Am Samstag, 24. September, um 16 Uhr erwartet Amberg die Viktoria Aschaffenburg. Wer auf die aktuelle Form und die letzten Auftritte schaut, der weiß, wer Favorit ist: die Gäste aus Unterfranken. Nicht nur deswegen, weil der FC Amberg die einzige Mannschaft im 18er Feld der Bayernliga Nord ist, die pikanterweise gegen den Tabellenletzten VfL Frohnlach und den Vorletzten SC Feucht verloren hat.

Vier Trainer in 14 Monaten


Die Saison begann für die Viktoria an sich ganz passabel, doch nach 15 Punkten aus zehn Spielen trennte man sich Anfang September etwas überraschend von Trainer Jürgen Baier, der diesen Schritt nicht nachvollziehen konnte. Sein Nachfolger - und damit der vierte Trainer innerhalb von 14 Monaten in Aschaffenburg nach Slobodan Komljenovic, Rudi Bommer und eben Jürgen Baier - wurde Jochen Seitz (39).

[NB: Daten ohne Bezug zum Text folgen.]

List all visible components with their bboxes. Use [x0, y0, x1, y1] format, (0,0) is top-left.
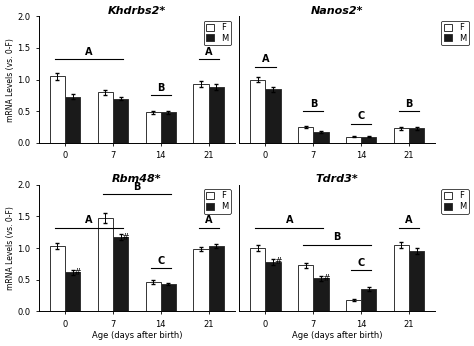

Der Ex-Profi, unter anderem mit Einsätzen für Unterhaching, Stuttgart, Schalke oder Hoffenheim, führte Aschaffenburg in den ersten beiden Spielen unter seiner Leitung zu zwei Kantersiegen: Zum Debüt gab es einen 8:0-Erfolg beim VfL Frohnlach, es folgte ein 4:0-Heimsieg gegen den Würzburger FV, der ja auch nicht gerade zur Laufkundschaft der Bayernliga gehört.

Rauf auf Platz vier


Die Folge dieses Zwischensprints: Mit 21 Punkten hat sich die Viktoria inzwischen auf Rang vier der Tabelle vorgeschoben und ist damit in Tuchfühlung zum Verfolgerduo Neumarkt und Aubstadt. Und das mit einem Team, das nach der missglückten Relegation und dem daraus resultierenden Abstieg aus der Regionalliga viele Abgänge verkraften musste. Der Kader wurde punktuell verstärkt, aufgefüllt mit vielen Spielern aus der eigenen Jugend. "Man muss sehen, dass die Mannschaft Leidenschaft und Wille zeigt", betont Seitz. Der neue Trainer der Viktoria scheint auf Anhieb die richtigen Stellschrauben gefunden zu haben. Gerade die Rückwärtsbewegung hat Seitz nach seinem Amtsantritt als Baustelle ausgemacht. Das Selbstbewusstsein scheint wieder zurück zu sein am Main.

Und doch weiß Seitz auch, dass mit dem FC Amberg jetzt ein Gegner wartet, den man nicht unterschätzen sollte - trotz der letzten Ergebnisse. "Wir haben die Messlatte hoch gelegt und hoffen, daran jetzt anknüpfen zu können", war von Seitz nach dem letzten Sieg gegen Würzburg zu vernehmen.

Runter auf Platz acht


Beim FC Amberg will es derzeit einfach nicht so recht klappen. Durch die 3:4-Niederlage beim SC Feucht wurde die Serie der sieglosen Spiele auf fünf Partien vergrößert, in dieser Zeit holte man nur zwei Unentschieden gegen Eichstätt und Großbardorf. In der Tabelle bedeutet das Rang acht für das Team von Günter Brandl. Und so ist der Favorit für das Duell der Regionalligaabsteiger vor dem Spiel eigentlich klar. Doch zumindest der Blick in die Statistik macht etwas Mut: Denn in den letzten vier Partien dieser beiden Teams in der Bayernliga (2014/15) und Regionalliga (2015/16) gab es drei Unentschieden und einen Sieg für den FC Amberg. Diese Bilanz könnte ja ausgebaut werden - ohne die Langzeitverletzten Sebastian Schulik und Daniel Gömmel sowie Andre Karzmarczyk. Hinter den Einsätzen von Jan Fischer und Emanuel Burgutzidis stehen noch Fragezeichen.

FC Amberg: Götz (1), Schober (25), Fischer (2) (?), Kühnlein (5), Ceesay (15), Kennedy (21), Burgutzidis (3) (?), Graml (6), Helleder (13), Keilholz (4), Busch (20), Gallo (27), Sirgedas (10), Clarke (19), Knorr (7), Dietl (8), Wiedmann (31), Seitz (9), Popp (16).